Es ist eine ständige Gratwanderung: Geht es um Angelegenheiten der Partei oder der Fraktion? Bei jedem Social Media-Post, jeder Kampagne, jeder Anzeige stellt sich diese Frage. Der Grund: Fraktionen erhalten für ihre parlamentarische Arbeit Steuergelder, die sie unter anderem für Öffentlichkeitsarbeit nutzen können. Doch das Geld darf in keinem Fall für die Parteizwecke eingesetzt werden. Dies wäre eine illegale Parteienfinanzierung.
Doch das kommt immer wieder vor. So hatte die FDP-Fraktion kurz vor der Bundestagswahl 2013 Werbespots finanziert, die bundesweit in den Kinos liefen - und damit rechtswidrig für die Partei geworben. Laut einem Bericht des Bundesrechnungshofes ist dieses Beispiel aber nur eines von vielen, wie die Bundestagsfraktionen Steuermittel missbrauchen.
Werden Verstöße gegen die gesetzlichen Bestimmungen nachgewiesen, droht der Partei die Rückzahlung der öffentlichen Zuschüsse.
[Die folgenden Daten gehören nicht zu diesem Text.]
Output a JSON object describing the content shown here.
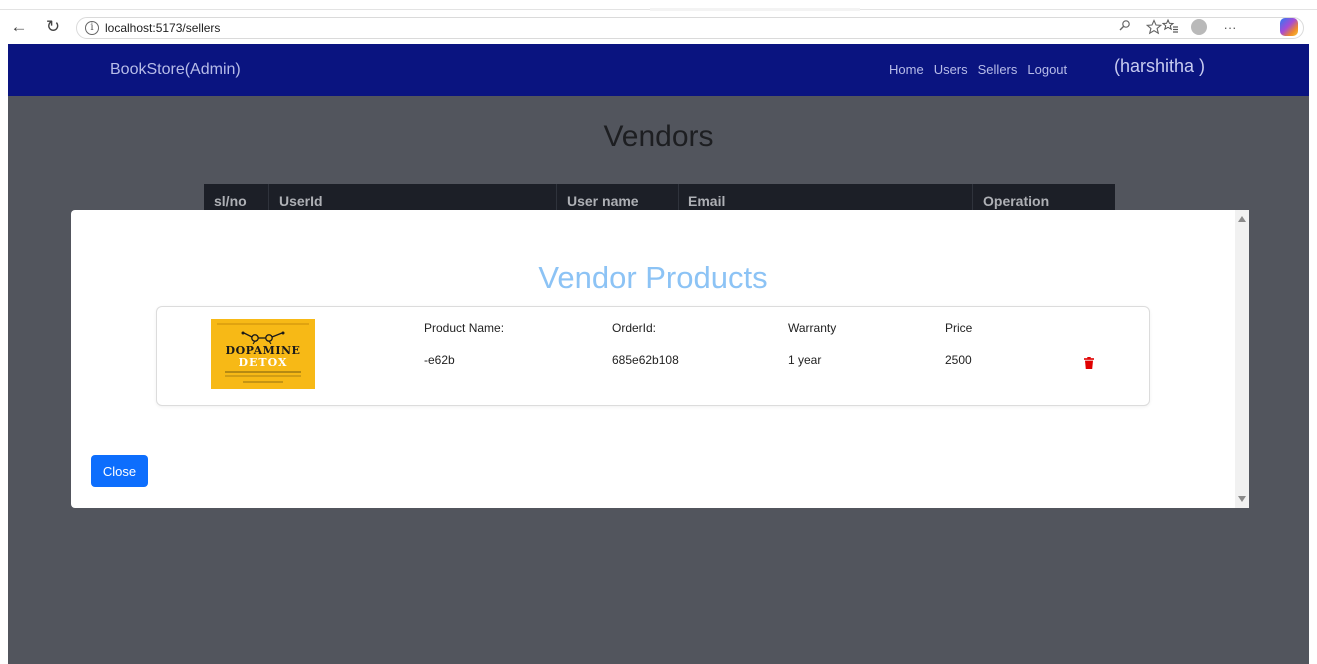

Bei einem Verstoß gegen das Parteiengesetz kommen noch empfindliche Strafzahlungen obendrauf. Trotz einer Bewertung des Bundesrechnungshofes, dass die FDP Steuergelder "in erheblichem Umfang" missbraucht hatte, kam die Bundestagsverwaltung zu einem anderen Schluss - und ließ die FDP straffrei davonkommen.
Verfassungsrechtler Hans-Herbert von Arnim fordert Sanktionen bei zweckentfremdeten Steuermitteln
Wie aber legt man fest, was die Partei und was die Fraktion betrifft? Klare Regeln dafür existieren nicht. „Manchmal gibt es da einen gewissen Interpretationsspielraum“, sagt Stefan Koch, Sprecher der CDU/CSU-Fraktion. Ein Beispiel: Vor kurzem jährten sich die Anschläge vom 11. September – die Union wollte den Opfern gedenken. Ist das nun Sache der Partei oder Fraktion? Es war der Beginn einer internen Debatte. Das Ergebnis: Es ist Angelegenheit der Fraktion. Aber warum? Erstens: Die Abgeordneten mussten dem Bundeswehreinsatz in Afghanistan mehrfach zustimmen. Und zweitens: Bei der Bundeswehr handelt es sich um eine Parlamentspartei. „In dieser Sache gab es also einen klaren Fraktionsbezug“, so Koch. Doch das ist nicht immer so.
Der renommierte Verfassungsrechtler Hans-Herbert von Arnim kritisiert die fehlende Grundlage, auf der Entscheidungen wie diese getroffen werden. „Der Bundesrechnungshof müsste endlich klare Regeln für die Fraktionen aufstellen. Aber das macht er nicht. Er schiebt den Schwarzen Peter ans Parlament und damit an die Fraktionen, die ja davon profitieren und dementsprechend nicht dagegen vorgehen“, erklärte von Armin gegenüber abgeordnetenwatch.de.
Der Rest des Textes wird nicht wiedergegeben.